Homer. Xander. Iapetos. Argo. Quantos faltavam? Um, dois? Ou não havia mais ninguém? Eu precisava finalizá-los. Se a existência deles era uma ameaça, exterminá-los era a única maneira de garantir a nossa sobrevivência.

Mais um pouco. Só mais um pouco.

Com os meus sapatos sujos, eu arrombei a porta da copa, que se desprendeu da parede e bateu contra os armários feito uma bala de canhão. Escutei algo se remexendo atrás dos armários, e me posicionei.

— Quem está aí?

Com cuidado, me aproximei, até que encontrei Pirithous sentado no chão, próximo a frascos quebrados que continham um pó dourado. Ele estava pálido, seus lábios esbranquiçados, como os de um fantasma.

— Meu mestre Pirithous, o que está fazendo aqui? — indaguei. — Eu não pedi para que se refugiasse em sua sala?
— Não se aproxime, irmão. Eu preciso morrer.
— O quê?
— É tudo culpa nossa. Esse mundo está podre por causa de nós...! Não há salvação, não para nós. Não há salva--...

Ele se engasgou antes de continuar a falar, e começou a gritar de dor. Eu tentei contê-lo, mas ele se debatia, grunhindo descontroladamente.

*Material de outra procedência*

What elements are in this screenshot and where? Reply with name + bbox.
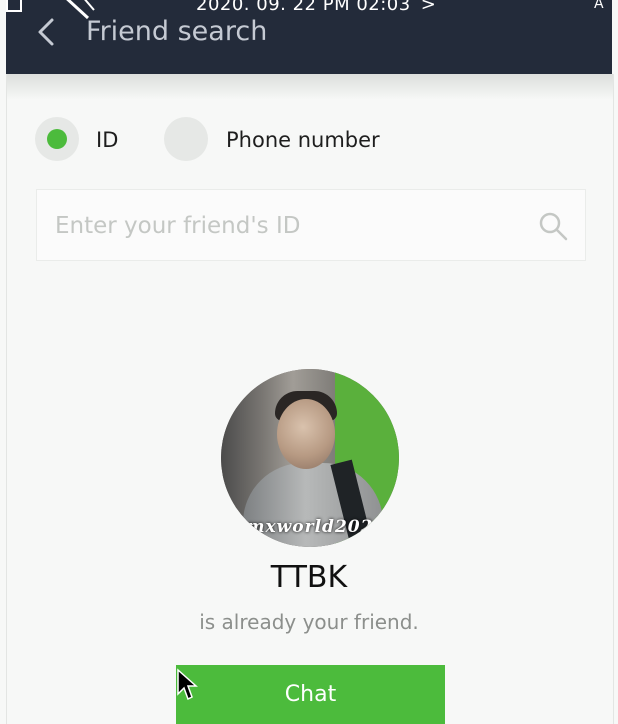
- chevron-left-icon: [38, 18, 54, 46]
- avatar: mxworld202: [221, 369, 399, 547]
- radio-id[interactable]: [35, 117, 79, 161]
- page-title: Friend search: [86, 16, 268, 47]
- back-button[interactable]: [34, 14, 62, 50]
- overlay-chevron-icon: >: [420, 0, 437, 15]
- overlay-square-icon: [6, 0, 22, 12]
- search-field: [36, 189, 586, 261]
- overlay-corner-icon: A: [594, 0, 604, 12]
- friend-status: is already your friend.: [199, 610, 419, 634]
- app-screen: Friend search 2020. 09. 22 PM 02:03 > A I…: [0, 0, 618, 724]
- radio-phone-number[interactable]: [164, 117, 208, 161]
- avatar-watermark: mxworld202: [246, 517, 374, 537]
- overlay-pen-icon: [66, 0, 95, 20]
- overlay-datetime-text: 2020. 09. 22 PM 02:03: [196, 0, 411, 15]
- header-shadow: [7, 74, 613, 100]
- mouse-cursor-icon: [177, 668, 198, 701]
- search-icon[interactable]: [537, 210, 569, 242]
- friend-id-input[interactable]: [53, 204, 527, 248]
- avatar-face: [277, 399, 335, 469]
- radio-id-label[interactable]: ID: [96, 124, 118, 156]
- chat-button[interactable]: Chat: [176, 665, 445, 724]
- overlay-datetime: 2020. 09. 22 PM 02:03 >: [196, 0, 436, 16]
- friend-name: TTBK: [270, 560, 348, 595]
- radio-phone-number-label[interactable]: Phone number: [226, 124, 380, 156]
- radio-selected-dot: [47, 129, 67, 149]
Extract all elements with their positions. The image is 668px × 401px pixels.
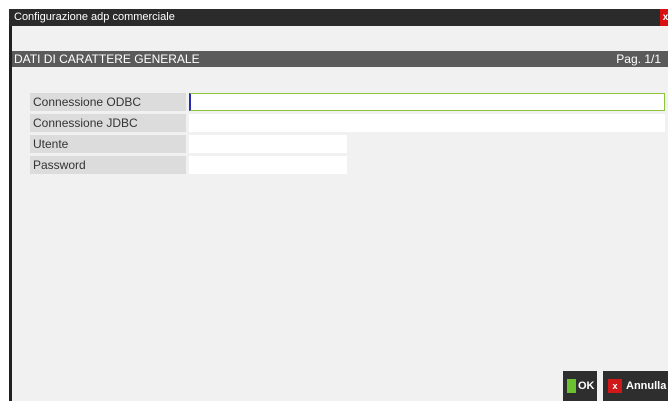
cancel-button[interactable]: x Annulla (603, 371, 668, 401)
section-title: DATI DI CARATTERE GENERALE (14, 52, 200, 66)
user-input[interactable] (189, 135, 347, 153)
cancel-label: Annulla (626, 380, 667, 392)
close-button[interactable]: x (660, 9, 668, 26)
odbc-label: Connessione ODBC (30, 93, 186, 111)
close-icon: x (608, 379, 622, 393)
user-label: Utente (30, 135, 186, 153)
ok-button[interactable]: OK (563, 371, 597, 401)
password-label: Password (30, 156, 186, 174)
section-header: DATI DI CARATTERE GENERALE Pag. 1/1 (12, 51, 668, 67)
title-bar: Configurazione adp commerciale x (9, 9, 668, 26)
ok-icon (567, 379, 576, 393)
window-title: Configurazione adp commerciale (14, 11, 175, 23)
jdbc-input[interactable] (189, 114, 665, 132)
dialog-window: Configurazione adp commerciale x DATI DI… (9, 9, 668, 401)
page-indicator: Pag. 1/1 (616, 52, 661, 66)
odbc-input[interactable] (189, 93, 665, 111)
ok-label: OK (578, 380, 595, 392)
password-input[interactable] (189, 156, 347, 174)
jdbc-label: Connessione JDBC (30, 114, 186, 132)
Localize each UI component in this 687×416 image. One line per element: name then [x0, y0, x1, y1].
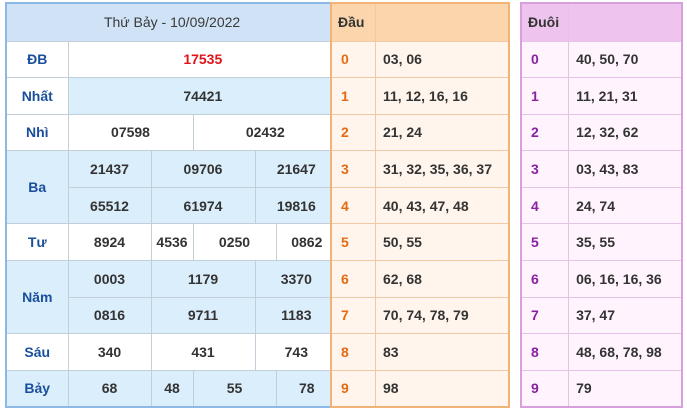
duoi-value: 11, 21, 31	[568, 77, 683, 115]
duoi-key: 6	[520, 260, 570, 298]
prize-label-tu: Tư	[5, 223, 69, 262]
prize-value-tu: 4536	[150, 223, 194, 262]
dau-key: 2	[330, 113, 376, 152]
prize-label-nhat: Nhất	[5, 77, 69, 115]
dau-header: Đầu	[330, 2, 376, 42]
prize-value-nam: 3370	[254, 260, 339, 298]
prize-label-sau: Sáu	[5, 333, 69, 371]
prize-value-bay: 48	[150, 369, 194, 408]
dau-value: 62, 68	[375, 260, 510, 298]
prize-label-nhi: Nhì	[5, 113, 69, 152]
dau-key: 5	[330, 223, 376, 262]
duoi-value: 12, 32, 62	[568, 113, 683, 152]
duoi-key: 2	[520, 113, 570, 152]
dau-value: 31, 32, 35, 36, 37	[375, 150, 510, 188]
dau-key: 6	[330, 260, 376, 298]
prize-value-sau: 431	[150, 333, 256, 371]
prize-label-nam: Năm	[5, 260, 69, 335]
dau-value: 50, 55	[375, 223, 510, 262]
duoi-header: Đuôi	[520, 2, 570, 42]
duoi-key: 9	[520, 369, 570, 408]
dau-value: 98	[375, 369, 510, 408]
prize-value-ba: 19816	[254, 186, 339, 225]
prize-value-ba: 61974	[150, 186, 256, 225]
prize-value-bay: 68	[67, 369, 152, 408]
duoi-header-blank	[568, 2, 683, 42]
prize-value-ba: 09706	[150, 150, 256, 188]
prize-value-nam: 1179	[150, 260, 256, 298]
prize-value-ba: 21647	[254, 150, 339, 188]
prize-label-ba: Ba	[5, 150, 69, 225]
prize-value-nhi: 07598	[67, 113, 194, 152]
prize-value-bay: 55	[192, 369, 277, 408]
prize-label-bay: Bảy	[5, 369, 69, 408]
prize-value-tu: 8924	[67, 223, 152, 262]
prize-value-tu: 0250	[192, 223, 277, 262]
prize-value-nam: 0816	[67, 296, 152, 335]
prize-value-db: 17535	[67, 40, 339, 79]
prize-value-bay: 78	[275, 369, 339, 408]
prize-value-sau: 340	[67, 333, 152, 371]
dau-value: 83	[375, 333, 510, 371]
duoi-value: 35, 55	[568, 223, 683, 262]
duoi-value: 40, 50, 70	[568, 40, 683, 79]
dau-key: 8	[330, 333, 376, 371]
duoi-value: 06, 16, 16, 36	[568, 260, 683, 298]
duoi-value: 37, 47	[568, 296, 683, 335]
duoi-key: 7	[520, 296, 570, 335]
duoi-value: 48, 68, 78, 98	[568, 333, 683, 371]
dau-key: 7	[330, 296, 376, 335]
prize-value-ba: 21437	[67, 150, 152, 188]
duoi-value: 03, 43, 83	[568, 150, 683, 188]
results-title: Thứ Bảy - 10/09/2022	[5, 2, 339, 42]
duoi-key: 4	[520, 186, 570, 225]
prize-label-db: ĐB	[5, 40, 69, 79]
duoi-key: 0	[520, 40, 570, 79]
prize-value-sau: 743	[254, 333, 339, 371]
duoi-table: Đuôi 0 40, 50, 70 1 11, 21, 31 2 12, 32, 62…	[520, 2, 683, 408]
prize-value-nam: 0003	[67, 260, 152, 298]
dau-key: 1	[330, 77, 376, 115]
duoi-value: 79	[568, 369, 683, 408]
dau-value: 21, 24	[375, 113, 510, 152]
duoi-key: 5	[520, 223, 570, 262]
dau-key: 0	[330, 40, 376, 79]
prize-value-nam: 9711	[150, 296, 256, 335]
dau-value: 11, 12, 16, 16	[375, 77, 510, 115]
duoi-key: 3	[520, 150, 570, 188]
prize-value-ba: 65512	[67, 186, 152, 225]
dau-value: 03, 06	[375, 40, 510, 79]
duoi-key: 8	[520, 333, 570, 371]
dau-header-blank	[375, 2, 510, 42]
prize-value-nhat: 74421	[67, 77, 339, 115]
dau-key: 3	[330, 150, 376, 188]
prize-value-tu: 0862	[275, 223, 339, 262]
prize-value-nam: 1183	[254, 296, 339, 335]
dau-key: 4	[330, 186, 376, 225]
prize-value-nhi: 02432	[192, 113, 339, 152]
dau-key: 9	[330, 369, 376, 408]
dau-value: 70, 74, 78, 79	[375, 296, 510, 335]
duoi-value: 24, 74	[568, 186, 683, 225]
lottery-results-table: Thứ Bảy - 10/09/2022 ĐB 17535 Nhất 74421…	[5, 2, 340, 408]
dau-value: 40, 43, 47, 48	[375, 186, 510, 225]
dau-table: Đầu 0 03, 06 1 11, 12, 16, 16 2 21, 24 3 31,…	[330, 2, 510, 408]
duoi-key: 1	[520, 77, 570, 115]
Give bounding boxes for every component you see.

— Meu mestre, o que está acontecendo? O que é essa substância?!
— Irmão, eu fui possuído por um espírito maligno. — Ele fincou seus dedos em mim, aterrorizado. — Eu queria ser o herói que nosso pai queria que eu fosse, mas eu... e-eu... não sou nada disso. Eu sou uma grande mentira. A minha vida toda foi uma mentira...! Eu menti para você, e menti para eles! Para todos eles!
— Pirithous?!
— Eu não tinha escolha! Esse é um labirinto sem saída. Depois da verdade, só existe escuridão. Eu estou com medo. Por favor, me perdoe, irmão. Me perdoe! Eu odeio tudo isso, eu não consigo aguentar mais...!!

Então, ele fez força para se levantar à minha altura e beijou minha boca. Não foi um beijo fraterno. Seus lábios tinham um gosto metálico, como se tivessem fervido em um abismo de desespero.

Eu o empurrei com força, e ele foi derrubado na estante dos condimentos. O impacto o fez voltar a si por um instante, permitindo que visse minha imagem com clareza. O sangue em minhas vestes o aterrorizou ainda mais.

— A-Ahhhhh!!!! Ahhh!!

Meu irmão correu, tossindo e babando aquele condimento que parecia queimar sua garganta, impedindo-o de respirar. Da próxima vez que o vi, ele já era apenas mais um dos corpos sem vida no barco.

Eu, Theseus de Salacia, fui o único sobrevivente da minha caravana.